Tres puntos
1. Muchos diseños de estanterías estéticas disponibles para cualquier instalación.
2. Un centro neurálgico de descubrimiento, circulación y encuentro entre residentes locales.
3. También existe un sistema de fabricación de cajas que es ecológico y útil para el apoyo al empleo.
¡Un número cada vez mayor de "librerías gratuitas" están aumentando en las calles de París gracias a una votación popular!
Se dice desde hace tiempo que en todo el mundo la gente se está alejando de los libros, pero en los últimos años en París han ido apareciendo "librerías" una tras otra.

En Japón existen sistemas similares que animan a la gente a donar y llevarse a casa los libros que ya no usan, pero suelen encontrarse en lugares con poco uso, como instalaciones públicas y escuelas. En cambio, las estanterías parisinas se encuentran en aceras y parques, y vienen en una variedad de colores y diseños, atrayendo a los transeúntes y a los libros.

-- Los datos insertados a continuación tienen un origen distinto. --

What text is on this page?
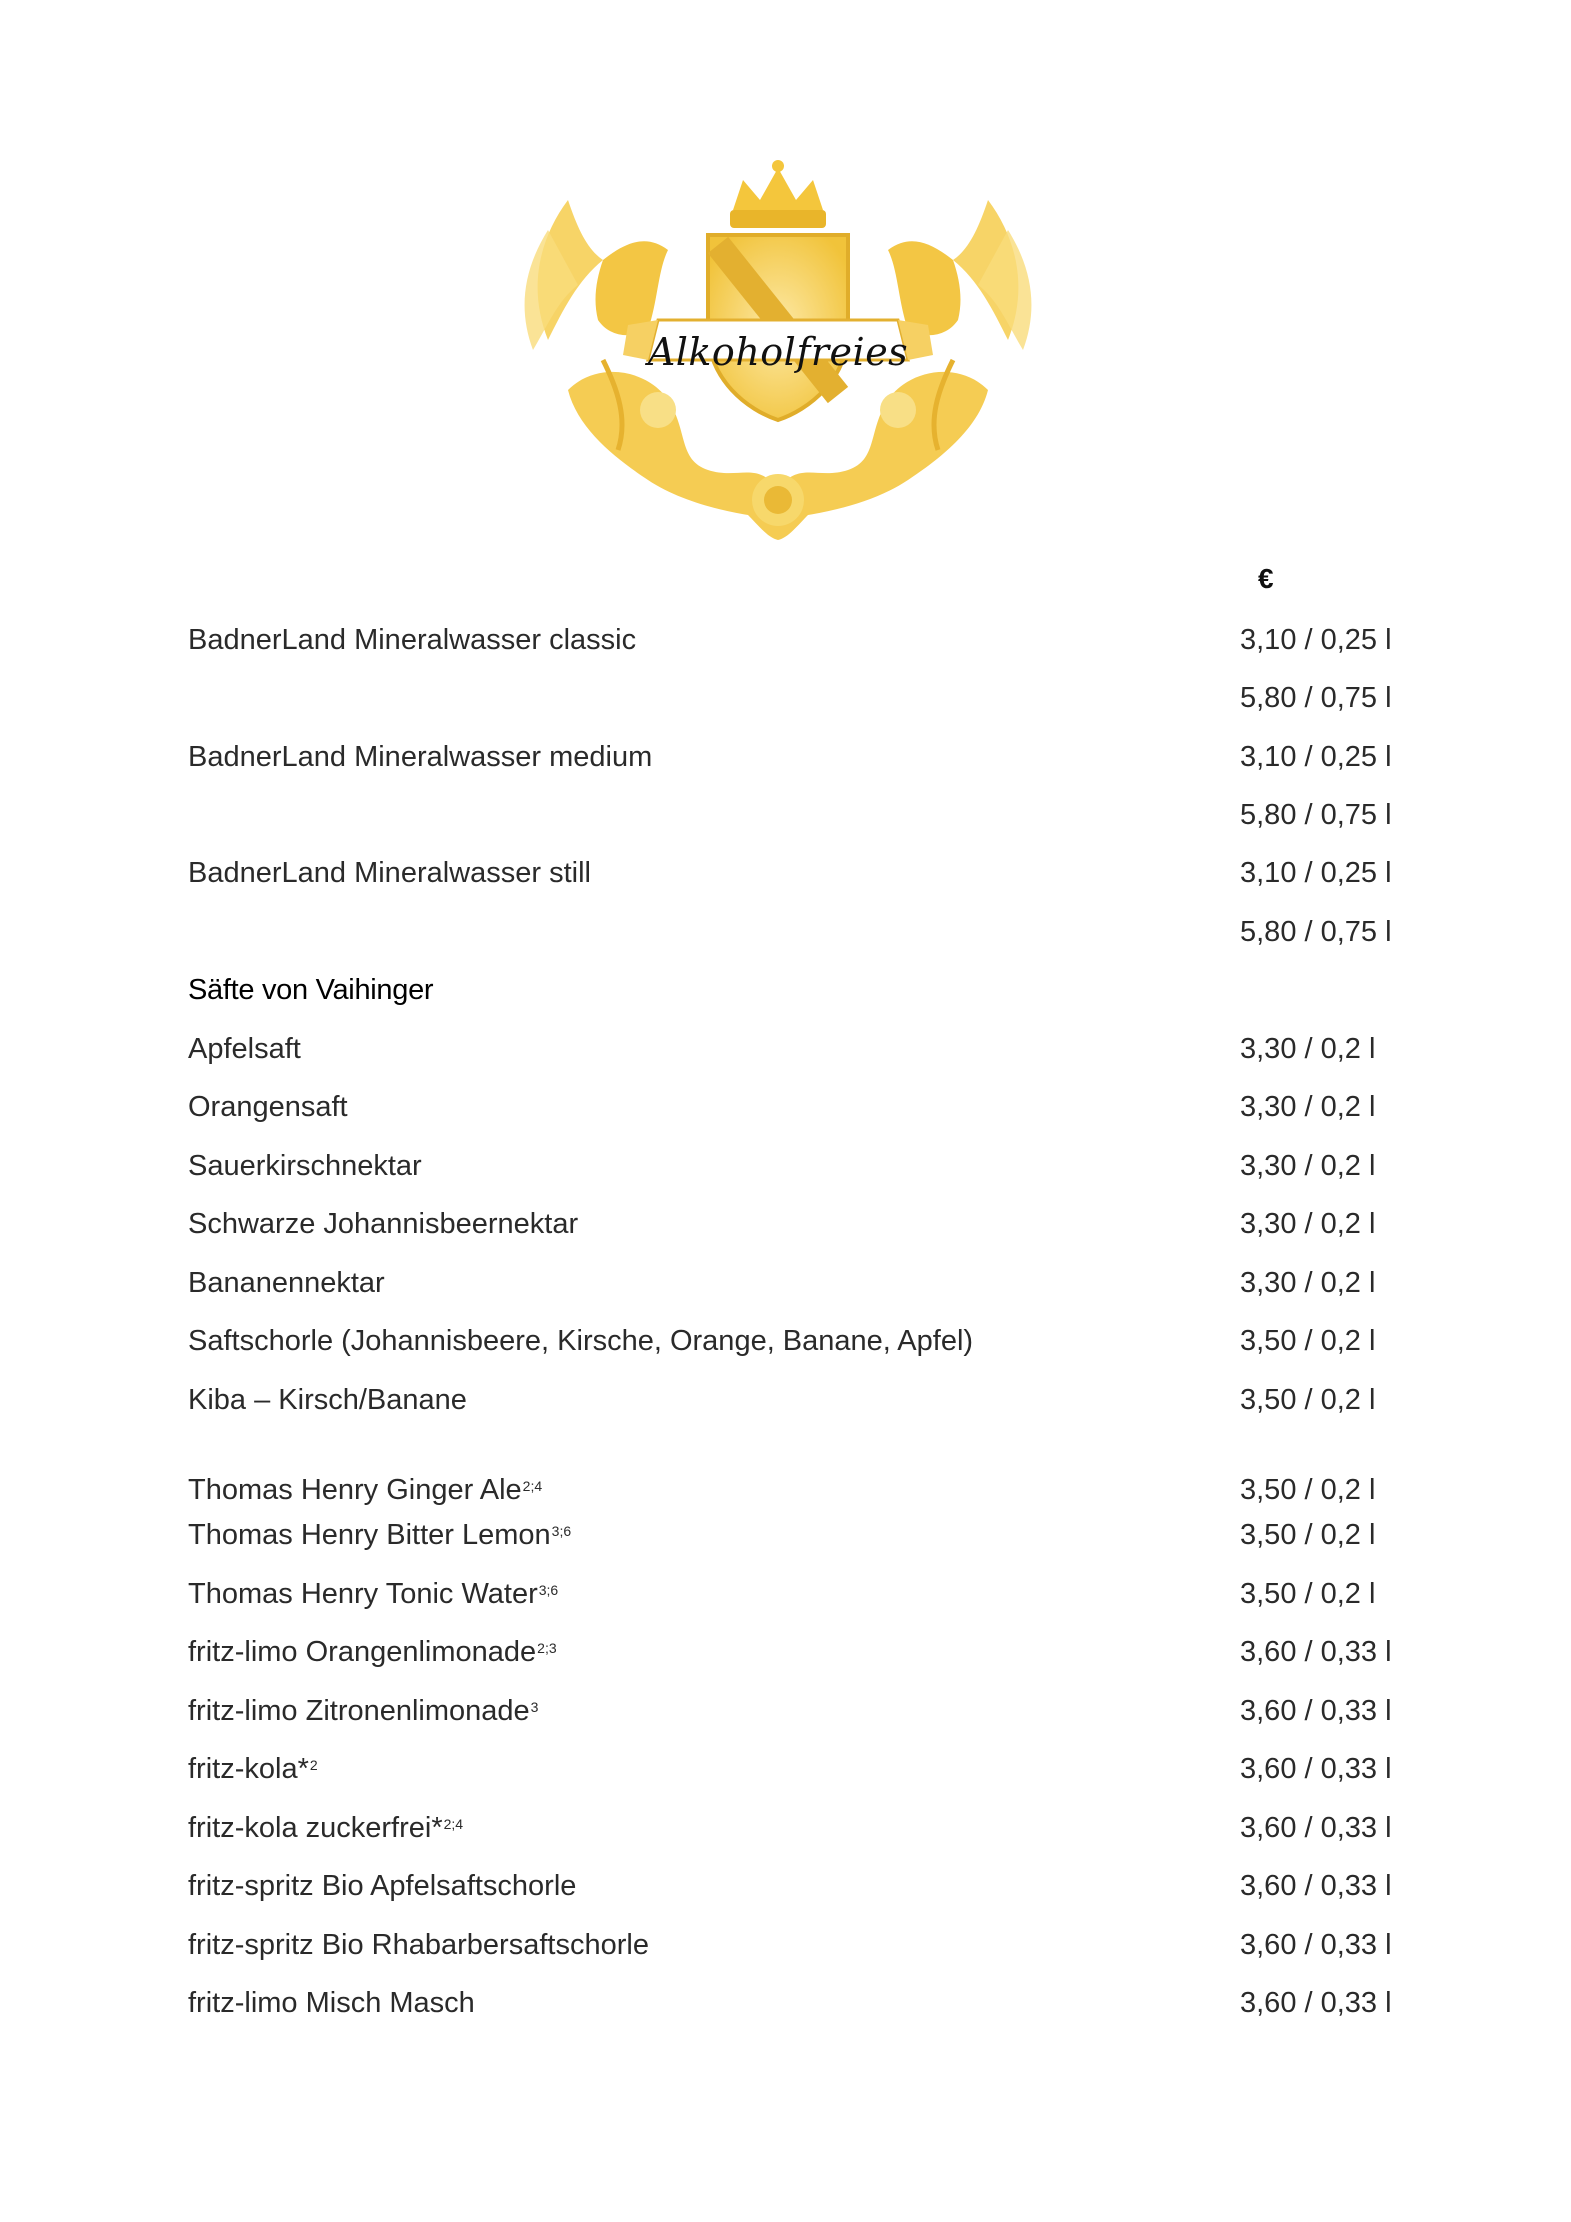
Alkoholfreies
€
BadnerLand Mineralwasser classic	3,10 / 0,25 l
5,80 / 0,75 l
BadnerLand Mineralwasser medium	3,10 / 0,25 l
5,80 / 0,75 l
BadnerLand Mineralwasser still	3,10 / 0,25 l
5,80 / 0,75 l
Säfte von Vaihinger
Apfelsaft	3,30 / 0,2 l
Orangensaft	3,30 / 0,2 l
Sauerkirschnektar	3,30 / 0,2 l
Schwarze Johannisbeernektar	3,30 / 0,2 l
Bananennektar	3,30 / 0,2 l
Saftschorle (Johannisbeere, Kirsche, Orange, Banane, Apfel)	3,50 / 0,2 l
Kiba – Kirsch/Banane	3,50 / 0,2 l
Thomas Henry Ginger Ale$^{2;4}$	3,50 / 0,2 l
Thomas Henry Bitter Lemon$^{3;6}$	3,50 / 0,2 l
Thomas Henry Tonic Water$^{3;6}$	3,50 / 0,2 l
fritz-limo Orangenlimonade$^{2;3}$	3,60 / 0,33 l
fritz-limo Zitronenlimonade$^3$	3,60 / 0,33 l
fritz-kola*$^2$	3,60 / 0,33 l
fritz-kola zuckerfrei*$^{2;4}$	3,60 / 0,33 l
fritz-spritz Bio Apfelsaftschorle	3,60 / 0,33 l
fritz-spritz Bio Rhabarbersaftschorle	3,60 / 0,33 l
fritz-limo Misch Masch	3,60 / 0,33 l
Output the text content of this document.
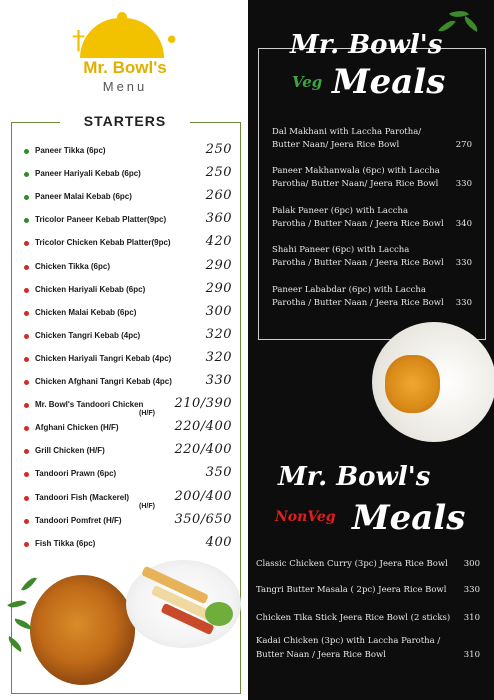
†	•
Mr. Bowl's
Menu
STARTERS
Paneer Tikka (6pc)	250
Paneer Hariyali Kebab (6pc)	250
Paneer Malai Kebab (6pc)	260
Tricolor Paneer Kebab Platter(9pc)	360
Tricolor Chicken Kebab Platter(9pc)	420
Chicken Tikka (6pc)	290
Chicken Hariyali Kebab (6pc)	290
Chicken Malai Kebab (6pc)	300
Chicken Tangri Kebab (4pc)	320
Chicken Hariyali Tangri Kebab (4pc)	320
Chicken Afghani Tangri Kebab (4pc)	330
Mr. Bowl's Tandoori Chicken
(H/F)
210/390
Afghani Chicken (H/F)	220/400
Grill Chicken (H/F)	220/400
Tandoori Prawn (6pc)	350
Tandoori Fish (Mackerel)
(H/F)
200/400
Tandoori Pomfret (H/F)	350/650
Fish Tikka (6pc)	400
Mr. Bowl's
Veg Meals
Dal Makhani with Laccha Parotha/ Butter Naan/ Jeera Rice Bowl	270
Paneer Makhanwala (6pc) with Laccha Parotha/ Butter Naan/ Jeera Rice Bowl 330
Palak Paneer (6pc) with Laccha Parotha / Butter Naan / Jeera Rice Bowl 340
Shahi Paneer (6pc) with Laccha Parotha / Butter Naan / Jeera Rice Bowl 330
Paneer Lababdar (6pc) with Laccha Parotha / Butter Naan / Jeera Rice Bowl 330
Mr. Bowl's
NonVeg Meals
Classic Chicken Curry (3pc) Jeera Rice Bowl 300
Tangri Butter Masala ( 2pc) Jeera Rice Bowl 330
Chicken Tika Stick Jeera Rice Bowl (2 sticks) 310
Kadai Chicken (3pc) with Laccha Parotha / Butter Naan / Jeera Rice Bowl	310
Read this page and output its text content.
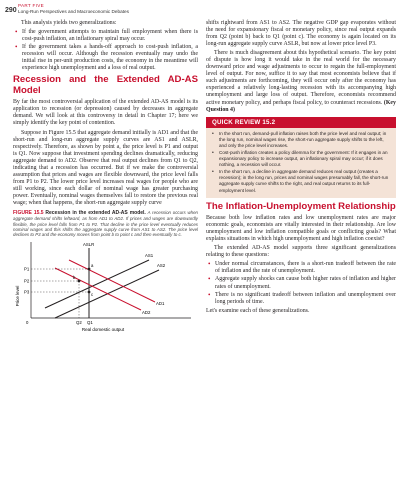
290
PART FIVE
Long-Run Perspectives and Macroeconomic Debates

This analysis yields two generalizations:

• If the government attempts to maintain full employment when there is cost-push inflation, an inflationary spiral may occur.
• If the government takes a hands-off approach to cost-push inflation, a recession will occur. Although the recession eventually may undo the initial rise in per-unit production costs, the economy in the meantime will experience high unemployment and a loss of real output.
Recession and the Extended AD-AS Model

By far the most controversial application of the extended AD-AS model is its application to recession (or depression) caused by decreases in aggregate demand. We will look at this controversy in detail in Chapter 17; here we simply identify the key point of contention.

Suppose in Figure 15.5 that aggregate demand initially is AD1 and that the short-run and long-run aggregate supply curves are AS1 and ASLR, respectively. Therefore, as shown by point a, the price level is P1 and output is Q1. Now suppose that investment spending declines dramatically, reducing aggregate demand to AD2. Observe that real output declines from Q1 to Q2, indicating that a recession has occurred. But if we make the controversial assumption that prices and wages are flexible downward, the price level falls from P1 to P2. The lower price level increases real wages for people who are still working, since each dollar of nominal wage has greater purchasing power. Eventually, nominal wages themselves fall to restore the previous real wage; when that happens, the short-run aggregate supply curve

FIGURE 15.5 Recession in the extended AD-AS model. A recession occurs when aggregate demand shifts leftward, as from AD1 to AD2. If prices and wages are downwardly flexible, the price level falls from P1 to P2. That decline in the price level eventually reduces nominal wages and this shifts the aggregate supply curve from AS1 to AS2. The price level declines to P3 and the economy moves from point b to point c and then eventually to c.
Price level
ASLR
AS1
AS2
AD1
AD2
P1
P2
P3
a
b
c
0	Q2 Q1
Real domestic output

shifts rightward from AS1 to AS2. The negative GDP gap evaporates without the need for expansionary fiscal or monetary policy, since real output expands from Q2 (point b) back to Q1 (point c). The economy is again located on its long-run aggregate supply curve ASLR, but now at lower price level P3.

There is much disagreement about this hypothetical scenario. The key point of dispute is how long it would take in the real world for the necessary downward price and wage adjustments to occur to regain the full-employment level of output. For now, suffice it to say that most economists believe that if such adjustments are forthcoming, they will occur only after the economy has experienced a relatively long-lasting recession with its accompanying high unemployment and large loss of output. Therefore, economists recommend active monetary policy, and perhaps fiscal policy, to counteract recessions. (Key Question 4)

QUICK REVIEW 15.2
• In the short run, demand-pull inflation raises both the price level and real output; in the long run, nominal wages rise, the short-run aggregate supply shifts to the left, and only the price level increases.
• Cost-push inflation creates a policy dilemma for the government: If it engages in an expansionary policy to increase output, an inflationary spiral may occur; if it does nothing, a recession will occur.
• In the short run, a decline in aggregate demand reduces real output (creates a recession); in the long run, prices and nominal wages presumably fall, the short-run aggregate supply curve shifts to the right, and real output returns to its full-employment level.
The Inflation-Unemployment Relationship

Because both low inflation rates and low unemployment rates are major economic goals, economists are vitally interested in their relationship. Are low unemployment and low inflation compatible goals or conflicting goals? What explains situations in which high unemployment and high inflation coexist?

The extended AD-AS model supports three significant generalizations relating to these questions:

• Under normal circumstances, there is a short-run tradeoff between the rate of inflation and the rate of unemployment.
• Aggregate supply shocks can cause both higher rates of inflation and higher rates of unemployment.
• There is no significant tradeoff between inflation and unemployment over long periods of time.

Let's examine each of these generalizations.
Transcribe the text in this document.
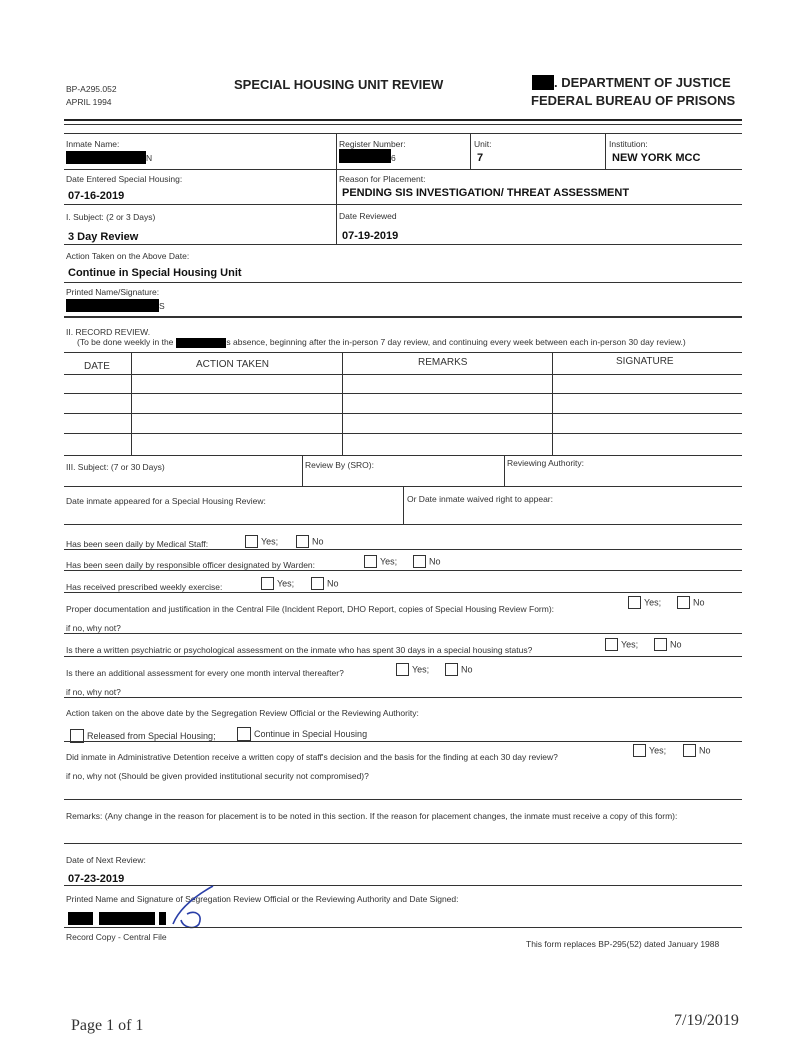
BP-A295.052
APRIL 1994
SPECIAL HOUSING UNIT REVIEW	. DEPARTMENT OF JUSTICE
FEDERAL BUREAU OF PRISONS
Inmate Name:
N
Register Number:
6
Unit:
7
Institution:
NEW YORK MCC
Date Entered Special Housing:
07-16-2019
Reason for Placement:
PENDING SIS INVESTIGATION/ THREAT ASSESSMENT
I. Subject: (2 or 3 Days)
3 Day Review
Date Reviewed
07-19-2019
Action Taken on the Above Date:
Continue in Special Housing Unit
Printed Name/Signature:
S
II. RECORD REVIEW.
(To be done weekly in the	s absence, beginning after the in-person 7 day review, and continuing every week between each in-person 30 day review.)
DATE	ACTION TAKEN	REMARKS	SIGNATURE
III. Subject: (7 or 30 Days)	Review By (SRO):	Reviewing Authority:
Date inmate appeared for a Special Housing Review:	Or Date inmate waived right to appear:
Has been seen daily by Medical Staff:	Yes;	No
Has been seen daily by responsible officer designated by Warden:	Yes;	No
Has received prescribed weekly exercise:	Yes;	No
Proper documentation and justification in the Central File (Incident Report, DHO Report, copies of Special Housing Review Form):
Yes;	No
if no, why not?
Is there a written psychiatric or psychological assessment on the inmate who has spent 30 days in a special housing status?
Yes;	No
Is there an additional assessment for every one month interval thereafter?	Yes;	No
if no, why not?
Action taken on the above date by the Segregation Review Official or the Reviewing Authority:
Released from Special Housing;	Continue in Special Housing
Did inmate in Administrative Detention receive a written copy of staff's decision and the basis for the finding at each 30 day review?
Yes;	No
if no, why not (Should be given provided institutional security not compromised)?
Remarks: (Any change in the reason for placement is to be noted in this section. If the reason for placement changes, the inmate must receive a copy of this form):
Date of Next Review:
07-23-2019
Printed Name and Signature of Segregation Review Official or the Reviewing Authority and Date Signed:
Record Copy - Central File
This form replaces BP-295(52) dated January 1988
Page 1 of 1	7/19/2019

Cuando solicitamos a la ciudad un panorama general, nos dijeron: "Las estanterías se instalan con base en asignaciones presupuestarias seleccionadas mediante referéndum público, y si alguna se daña, la oficina del distrito se encargará de ello, pero las organizaciones y los individuos también tienen libertad para instalarlas. Se gestionan por libre voluntad de los ciudadanos".
"Actualmente, hay unas 10.000 instaladas en toda Francia, con unas 1.000 en París y alrededores", afirma Victor Gosset, de Recyclivre, que recibe pedidos de producción de estanterías de ayuntamientos y otras organizaciones. Como división de una importante tienda online de libros usados, la empresa produce los libros con materiales reciclados en un taller que también ofrece apoyo laboral y se encarga del suministro de los libros.
"Esta idea surgió en EE. UU., pero empezó en Francia en 2016 y su popularidad no ha hecho más que crecer", afirma Jérôme Puniet, de zonelivre, que publica mapas detallados en línea con la ubicación y fotos de nuevas librerías. Al escuchar las opiniones de los usuarios, también han descubierto beneficios inesperados, como "descubrir el placer de leer sobre temas que normalmente no se aprenden" y "divertirse interactuando con la gente local que se conoce en las librerías".
Más que un mero medio para la circulación de libros (es decir, bienes y propiedad intelectual), la estantería se ha convertido en una base para conectar a las personas, las comunidades y la sociedad.